We are currently undertaking a key project which builds on these broader, interrelated issues of sustainable design by looking at and questioning our principle long term needs. Taking a strategic approach looking at both the drivers and needs we have now identified a number of 'high-impact' propositions where there is a clear requirement for a more useful, flexible and sustainable solution.
Personal versus social
We are looking at the next generation of personal and social entertainment and communication devices.
One of the key questions is will portability and media convergence see new product categories appear or will devices increasingly become complex service enablers for our work and leisure needs?
Also how are we as individuals going to access and interact with content and how will content providers understand our needs and differentiate their offerings?

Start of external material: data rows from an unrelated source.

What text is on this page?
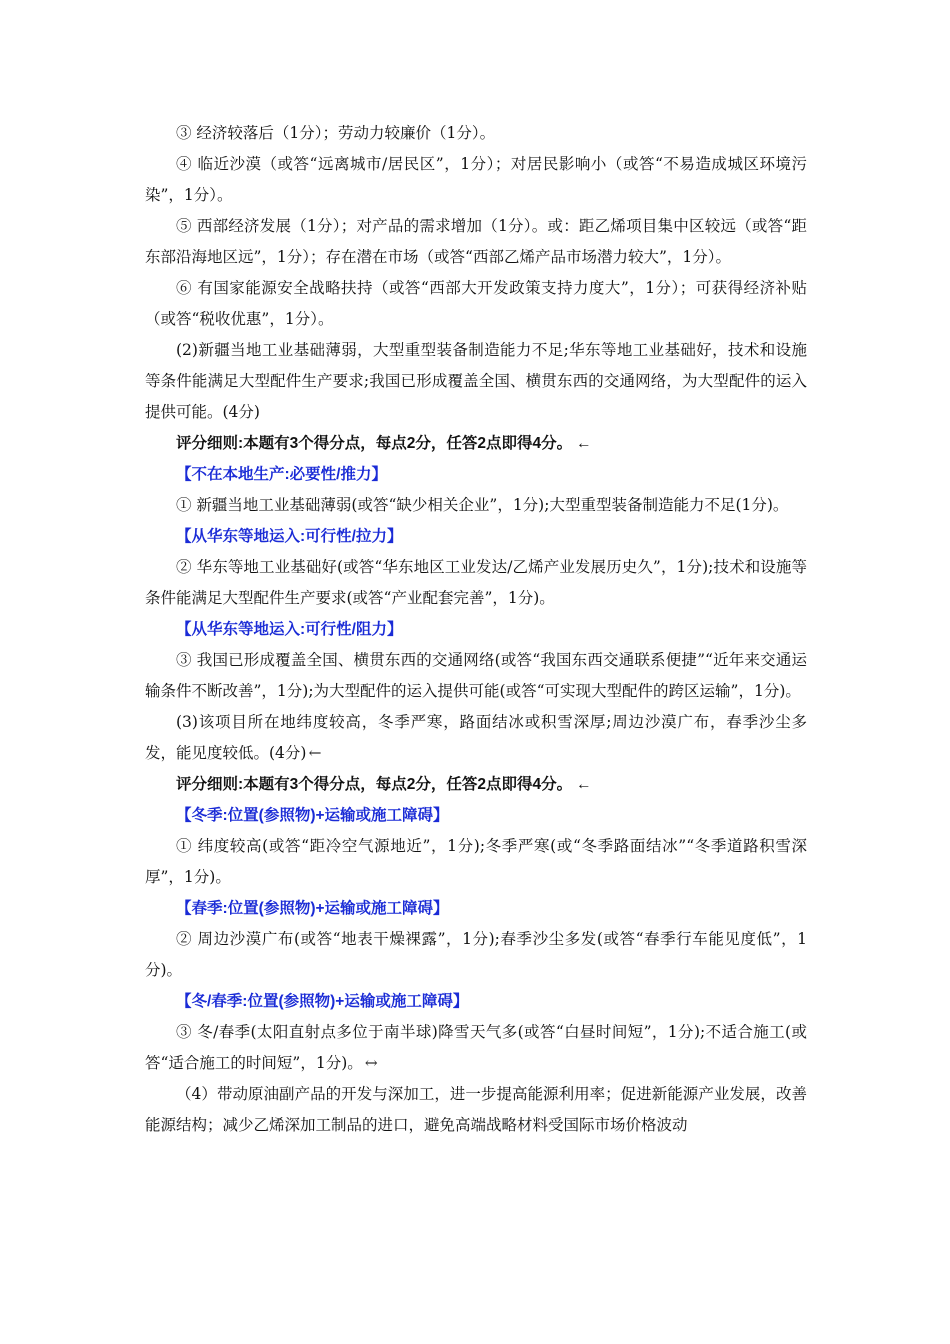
③ 经济较落后（1分）；劳动力较廉价（1分）。

④ 临近沙漠（或答“远离城市/居民区”，1分）；对居民影响小（或答“不易造成城区环境污染”，1分）。

⑤ 西部经济发展（1分）；对产品的需求增加（1分）。或：距乙烯项目集中区较远（或答“距东部沿海地区远”，1分）；存在潜在市场（或答“西部乙烯产品市场潜力较大”，1分）。

⑥ 有国家能源安全战略扶持（或答“西部大开发政策支持力度大”，1分）；可获得经济补贴（或答“税收优惠”，1分）。

(2)新疆当地工业基础薄弱，大型重型装备制造能力不足;华东等地工业基础好，技术和设施等条件能满足大型配件生产要求;我国已形成覆盖全国、横贯东西的交通网络，为大型配件的运入提供可能。(4分)

评分细则:本题有3个得分点，每点2分，任答2点即得4分。 ←

【不在本地生产:必要性/推力】

① 新疆当地工业基础薄弱(或答“缺少相关企业”，1分);大型重型装备制造能力不足(1分)。

【从华东等地运入:可行性/拉力】

② 华东等地工业基础好(或答“华东地区工业发达/乙烯产业发展历史久”，1分);技术和设施等条件能满足大型配件生产要求(或答“产业配套完善”，1分)。

【从华东等地运入:可行性/阻力】

③ 我国已形成覆盖全国、横贯东西的交通网络(或答“我国东西交通联系便捷”“近年来交通运输条件不断改善”，1分);为大型配件的运入提供可能(或答“可实现大型配件的跨区运输”，1分)。

(3)该项目所在地纬度较高，冬季严寒，路面结冰或积雪深厚;周边沙漠广布，春季沙尘多发，能见度较低。(4分) ←

评分细则:本题有3个得分点，每点2分，任答2点即得4分。 ←

【冬季:位置(参照物)+运输或施工障碍】

① 纬度较高(或答“距冷空气源地近”，1分);冬季严寒(或“冬季路面结冰”“冬季道路积雪深厚”，1分)。

【春季:位置(参照物)+运输或施工障碍】

② 周边沙漠广布(或答“地表干燥裸露”，1分);春季沙尘多发(或答“春季行车能见度低”，1分)。

【冬/春季:位置(参照物)+运输或施工障碍】

③ 冬/春季(太阳直射点多位于南半球)降雪天气多(或答“白昼时间短”，1分);不适合施工(或答“适合施工的时间短”，1分)。 ↔

（4）带动原油副产品的开发与深加工，进一步提高能源利用率；促进新能源产业发展，改善能源结构；减少乙烯深加工制品的进口，避免高端战略材料受国际市场价格波动
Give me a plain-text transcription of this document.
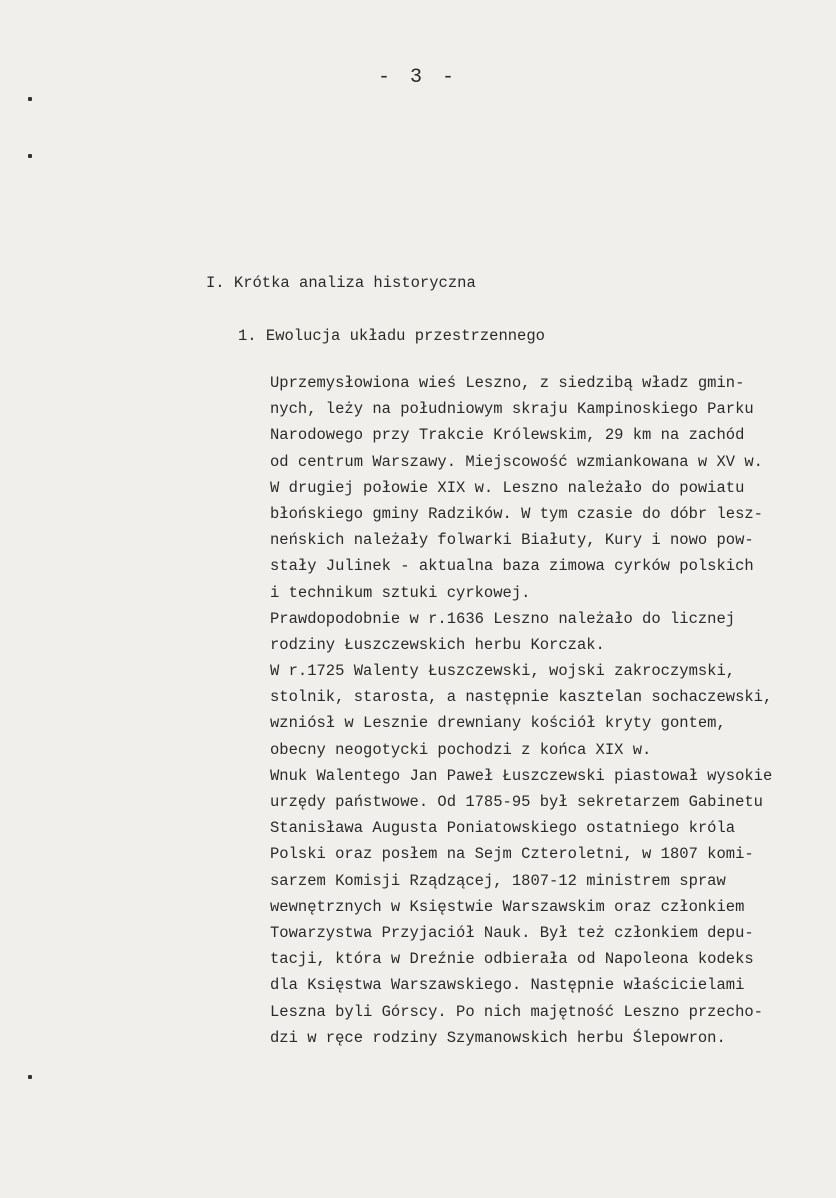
- 3 -
I. Krótka analiza historyczna
1. Ewolucja układu przestrzennego
Uprzemysłowiona wieś Leszno, z siedzibą władz gmin-
nych, leży na południowym skraju Kampinoskiego Parku
Narodowego przy Trakcie Królewskim, 29 km na zachód
od centrum Warszawy. Miejscowość wzmiankowana w XV w.
W drugiej połowie XIX w. Leszno należało do powiatu
błońskiego gminy Radzików. W tym czasie do dóbr lesz-
neńskich należały folwarki Białuty, Kury i nowo pow-
stały Julinek - aktualna baza zimowa cyrków polskich
i technikum sztuki cyrkowej.
Prawdopodobnie w r.1636 Leszno należało do licznej
rodziny Łuszczewskich herbu Korczak.
W r.1725 Walenty Łuszczewski, wojski zakroczymski,
stolnik, starosta, a następnie kasztelan sochaczewski,
wzniósł w Lesznie drewniany kościół kryty gontem,
obecny neogotycki pochodzi z końca XIX w.
Wnuk Walentego Jan Paweł Łuszczewski piastował wysokie
urzędy państwowe. Od 1785-95 był sekretarzem Gabinetu
Stanisława Augusta Poniatowskiego ostatniego króla
Polski oraz posłem na Sejm Czteroletni, w 1807 komi-
sarzem Komisji Rządzącej, 1807-12 ministrem spraw
wewnętrznych w Księstwie Warszawskim oraz członkiem
Towarzystwa Przyjaciół Nauk. Był też członkiem depu-
tacji, która w Dreźnie odbierała od Napoleona kodeks
dla Księstwa Warszawskiego. Następnie właścicielami
Leszna byli Górscy. Po nich majętność Leszno przecho-
dzi w ręce rodziny Szymanowskich herbu Ślepowron.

Lastly what place will social media have in future and how will its use affect our notion of identity and self?
The games we play
Play is such an important part of children’s education because it engages the capacity for imagination, interaction with the environment – learning by doing and abstract concepts associated with the creation of meaning and understanding of rules.
We are now undertaking research to understand and explore learning through play. The aim of this work is to see where there may be opportunities to design new forms of play through environments which cater for different learning styles.